The lender's Sharia-compliant unit is likely to attract investors with returns as low as 275 basis points above midswaps, or about 4 per cent, Albaraka Banking Group said. The yield on the Dubai government's non-rated 6.396 per cent sukuk maturing November 2014 was at 5.62 per cent at 12.06pm in Dubai. Emirates NBD, rated A3 by Moody's Investors Service, the seventh-highest investment grade, may report a 19 per cent gain in 2011 profit, according to data compiled by Bloomberg.
"Our tentative expectation for the sukuk's initial price guidance is in the area of 4 per cent and 4.25 per cent," Malek Khodr Temsah, Albaraka's assistant vice president of treasury and investment, wrote in a January 5 email.
The UAE's largest bank by assets may achieve pricing similar to lenders in wealthier Abu Dhabi "given Emirates NBD's strategic importance to the UAE and the inevitable implicitness of an Abu Dhabi backstop," he said.
Dubai, whose government-linked companies must repay $15.5 billion (Dh56.93 billion) this year, according to Bank of America Corp. Merrill Lynch estimates, received a $20 billion support in 2009 to restructure debt.
Issuance in 2007
Emirates Islamic Bank hired six lenders to manage the possible sale of a benchmark bond, a banker familiar with the transaction said last week. It last sold a sukuk in 2007, when it issued a $350 million floating-rate Islamic bond maturing this June. No bank in Dubai has issued an Islamic bond since, according to the data. The sukuk yielded 4.8 per cent on January 6.
The bank, which reported a drop in profit in the past two years, may say profit climbed to Dh2.79 billion from Dh2.34 billion in 2011, according to the mean estimate of seven analysts surveyed by Bloomberg. That's higher than the 4 per cent increase analysts forecast for National Bank of Abu Dhabi and 3 per cent at First Gulf Bank.
The bank, with a loan-to-deposit ratio of 115 per cent, has Dh8 billion of debt coming due in 2012.
Emirates NBD is also a key lender to units of state-controlled Dubai Holding LLC. One of the company's investment arms is in talks to reschedule at least $10 billion of liabilities. In October, Emirates NBD took over unprofitable Dubai Bank on orders from His Highness Shaikh Mohammad Bin Rashid Al Maktoum, Vice-President and Prime Minister of the UAE and Ruler of Dubai.
Strong fundamentals
"Despite investor concern about the bank's asset quality stemming from its exposure to both Dubai Inc. and the emirate's real estate sector, we take solace from the bank's bellwether position in the regional banking system and systematic importance, given its dominance of the UAE deposit and loans base," Albaraka's Temsah said.

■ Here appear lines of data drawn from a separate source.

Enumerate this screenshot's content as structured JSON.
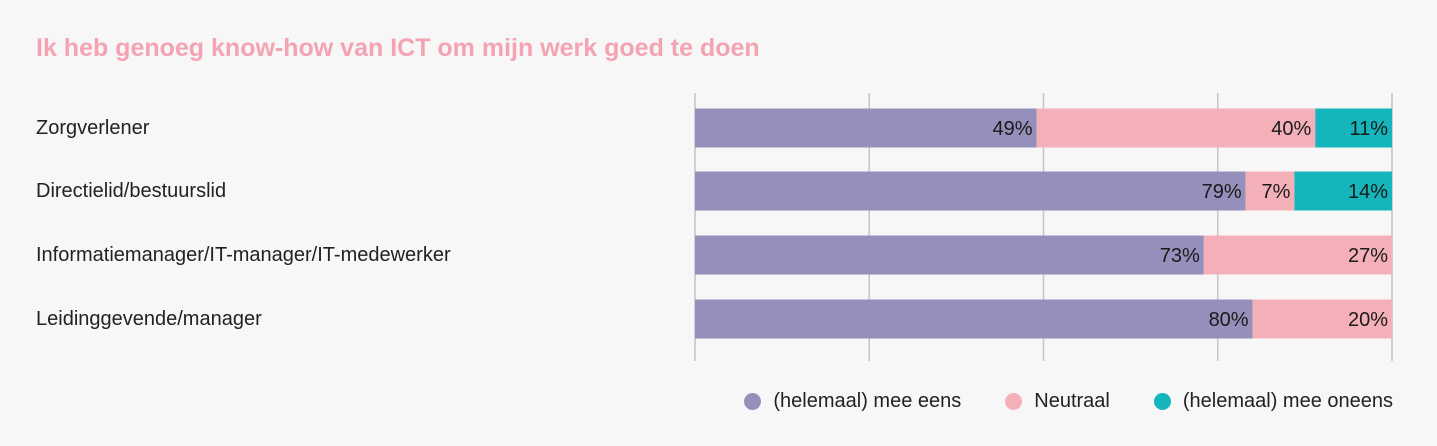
{
  "chart_data": {
    "type": "bar",
    "orientation": "horizontal",
    "stacked": true,
    "title": "Ik heb genoeg know-how van ICT om mijn werk goed te doen",
    "categories": [
      "Zorgverlener",
      "Directielid/bestuurslid",
      "Informatiemanager/IT-manager/IT-medewerker",
      "Leidinggevende/manager"
    ],
    "series": [
      {
        "name": "(helemaal) mee eens",
        "color": "#9590bb",
        "values": [
          49,
          79,
          73,
          80
        ]
      },
      {
        "name": "Neutraal",
        "color": "#f4b0b9",
        "values": [
          40,
          7,
          27,
          20
        ]
      },
      {
        "name": "(helemaal) mee oneens",
        "color": "#14b6bb",
        "values": [
          11,
          14,
          0,
          0
        ]
      }
    ],
    "data_labels": [
      [
        "49%",
        "40%",
        "11%"
      ],
      [
        "79%",
        "7%",
        "14%"
      ],
      [
        "73%",
        "27%",
        ""
      ],
      [
        "80%",
        "20%",
        ""
      ]
    ],
    "xlim": [
      0,
      100
    ],
    "grid": true,
    "legend_position": "bottom-right"
  }
}
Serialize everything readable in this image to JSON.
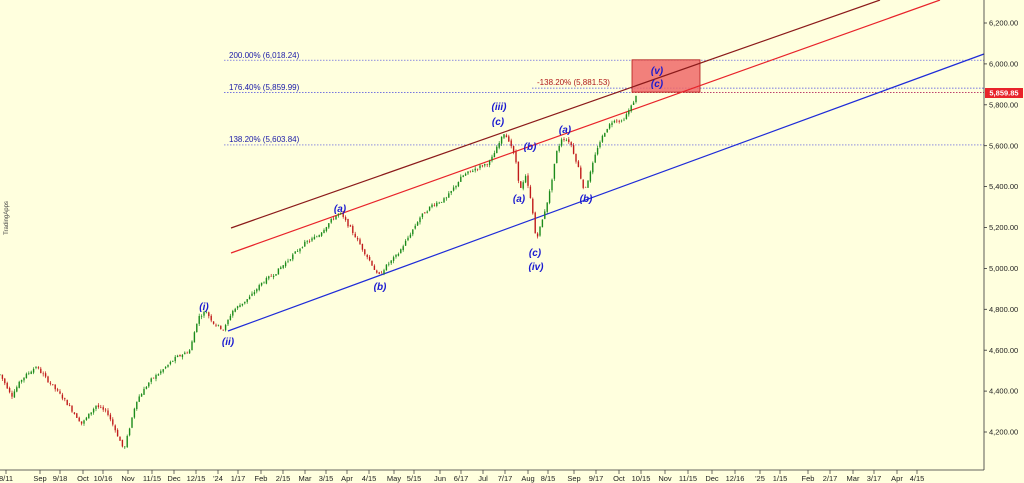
{
  "chart_data": {
    "type": "candlestick",
    "watermark": "TradingApps",
    "y_axis": {
      "side": "right",
      "ylim": [
        4050,
        6300
      ],
      "ticks": [
        4200,
        4400,
        4600,
        4800,
        5000,
        5200,
        5400,
        5600,
        5800,
        6000,
        6200
      ],
      "tick_labels": [
        "4,200.00",
        "4,400.00",
        "4,600.00",
        "4,800.00",
        "5,000.00",
        "5,200.00",
        "5,400.00",
        "5,600.00",
        "5,800.00",
        "6,000.00",
        "6,200.00"
      ]
    },
    "x_axis": {
      "tick_labels": [
        "8/11",
        "Sep",
        "9/18",
        "Oct",
        "10/16",
        "Nov",
        "11/15",
        "Dec",
        "12/15",
        "'24",
        "1/17",
        "Feb",
        "2/15",
        "Mar",
        "3/15",
        "Apr",
        "4/15",
        "May",
        "5/15",
        "Jun",
        "6/17",
        "Jul",
        "7/17",
        "Aug",
        "8/15",
        "Sep",
        "9/17",
        "Oct",
        "10/15",
        "Nov",
        "11/15",
        "Dec",
        "12/16",
        "'25",
        "1/15",
        "Feb",
        "2/17",
        "Mar",
        "3/17",
        "Apr",
        "4/15"
      ]
    },
    "current_price": {
      "value": 5859.85,
      "label": "5,859.85",
      "color": "#e8232a"
    },
    "fib_levels": [
      {
        "label": "200.00% (6,018.24)",
        "value": 6018.24
      },
      {
        "label": "176.40% (5,859.99)",
        "value": 5859.99
      },
      {
        "label": "138.20% (5,603.84)",
        "value": 5603.84
      }
    ],
    "fib_extension": {
      "label": "-138.20% (5,881.53)",
      "value": 5881.53
    },
    "target_zone": {
      "low": 5862,
      "high": 6020,
      "color": "#f06a6a"
    },
    "channel_lines": [
      {
        "name": "upper",
        "color": "#8b1a1a"
      },
      {
        "name": "middle",
        "color": "#e8232a"
      },
      {
        "name": "lower",
        "color": "#1e2bd8"
      }
    ],
    "wave_labels": [
      {
        "text": "(i)"
      },
      {
        "text": "(ii)"
      },
      {
        "text": "(a)"
      },
      {
        "text": "(b)"
      },
      {
        "text": "(iii)"
      },
      {
        "text": "(c)"
      },
      {
        "text": "(b)"
      },
      {
        "text": "(a)"
      },
      {
        "text": "(c)"
      },
      {
        "text": "(iv)"
      },
      {
        "text": "(a)"
      },
      {
        "text": "(b)"
      },
      {
        "text": "(v)"
      },
      {
        "text": "(c)"
      }
    ],
    "candle_color_up": "#1a8a1a",
    "candle_color_down": "#c01a1a"
  }
}
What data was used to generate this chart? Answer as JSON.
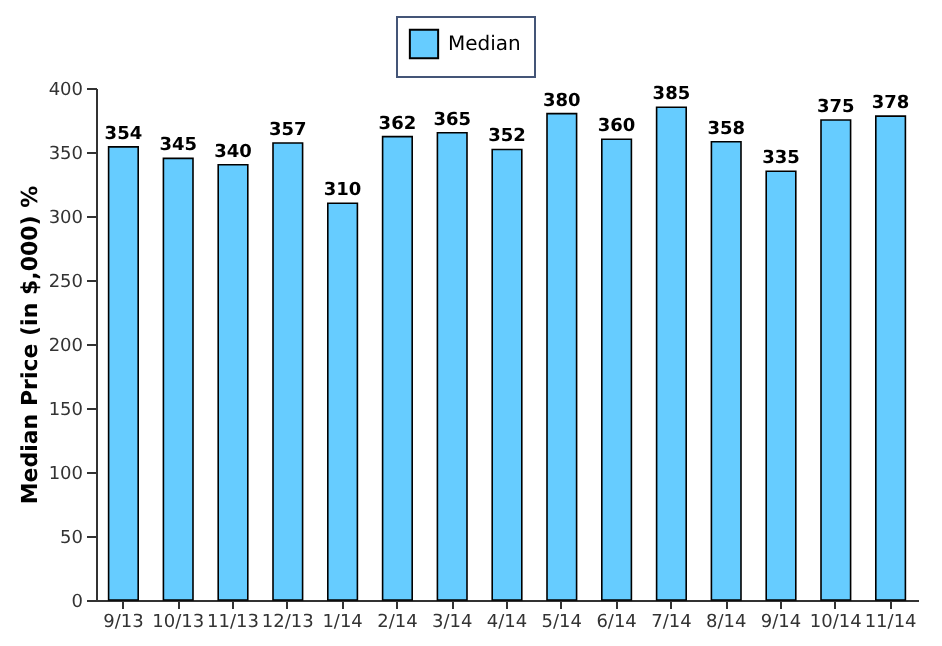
{
  "chart_data": {
    "type": "bar",
    "ylabel": "Median Price (in $,000) %",
    "categories": [
      "9/13",
      "10/13",
      "11/13",
      "12/13",
      "1/14",
      "2/14",
      "3/14",
      "4/14",
      "5/14",
      "6/14",
      "7/14",
      "8/14",
      "9/14",
      "10/14",
      "11/14"
    ],
    "series": [
      {
        "name": "Median",
        "color": "#66ccff",
        "values": [
          354,
          345,
          340,
          357,
          310,
          362,
          365,
          352,
          380,
          360,
          385,
          358,
          335,
          375,
          378
        ]
      }
    ],
    "ylim": [
      0,
      400
    ],
    "yticks": [
      0,
      50,
      100,
      150,
      200,
      250,
      300,
      350,
      400
    ],
    "grid": false,
    "legend": "top",
    "data_labels": true
  }
}
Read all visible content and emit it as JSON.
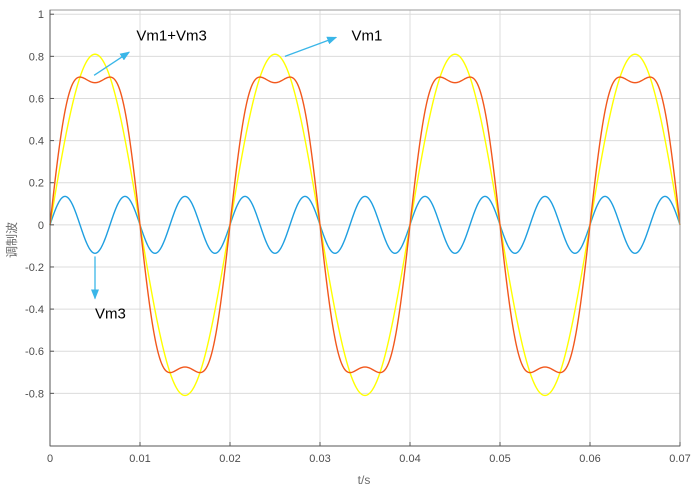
{
  "chart_data": {
    "type": "line",
    "xlabel": "t/s",
    "ylabel": "调制波",
    "xlim": [
      0,
      0.07
    ],
    "ylim": [
      -1.05,
      1.02
    ],
    "grid": true,
    "x_ticks": [
      "0",
      "0.01",
      "0.02",
      "0.03",
      "0.04",
      "0.05",
      "0.06",
      "0.07"
    ],
    "y_ticks": [
      "-0.8",
      "-0.6",
      "-0.4",
      "-0.2",
      "0",
      "0.2",
      "0.4",
      "0.6",
      "0.8",
      "1"
    ],
    "series": [
      {
        "key": "vm1",
        "type": "sine",
        "frequency_hz": 50,
        "amplitude": 0.81,
        "color": "#ffff00"
      },
      {
        "key": "vm3",
        "type": "sine",
        "frequency_hz": 150,
        "amplitude": 0.135,
        "color": "#1f9fe0"
      },
      {
        "key": "vm13",
        "type": "vm1_plus_vm3",
        "amplitude1": 0.81,
        "amplitude3": 0.135,
        "color": "#f2581d"
      }
    ],
    "annotations": [
      {
        "text": "Vm1+Vm3",
        "x": 0.0096,
        "y": 0.9,
        "arrow_from": [
          0.0049,
          0.71
        ],
        "arrow_to": [
          0.0088,
          0.82
        ]
      },
      {
        "text": "Vm1",
        "x": 0.0335,
        "y": 0.9,
        "arrow_from": [
          0.0261,
          0.8
        ],
        "arrow_to": [
          0.0318,
          0.89
        ]
      },
      {
        "text": "Vm3",
        "x": 0.005,
        "y": -0.42,
        "arrow_from": [
          0.005,
          -0.15
        ],
        "arrow_to": [
          0.005,
          -0.35
        ]
      }
    ],
    "annotation_color": "#3ab6e8"
  }
}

The Dubai government's sukuk yields 124 basis points above the average rate on Islamic bond in the six-nation Gulf Cooperation Council, according to the HSBC/Nasdaq Dubai GCC US Dollar Sukuk Index.
The extra yield investors demand to hold Dubai government's sukuk over Malaysia's 3.928 per cent Islamic debt due June 2015 rose three basis points so far this year to 290.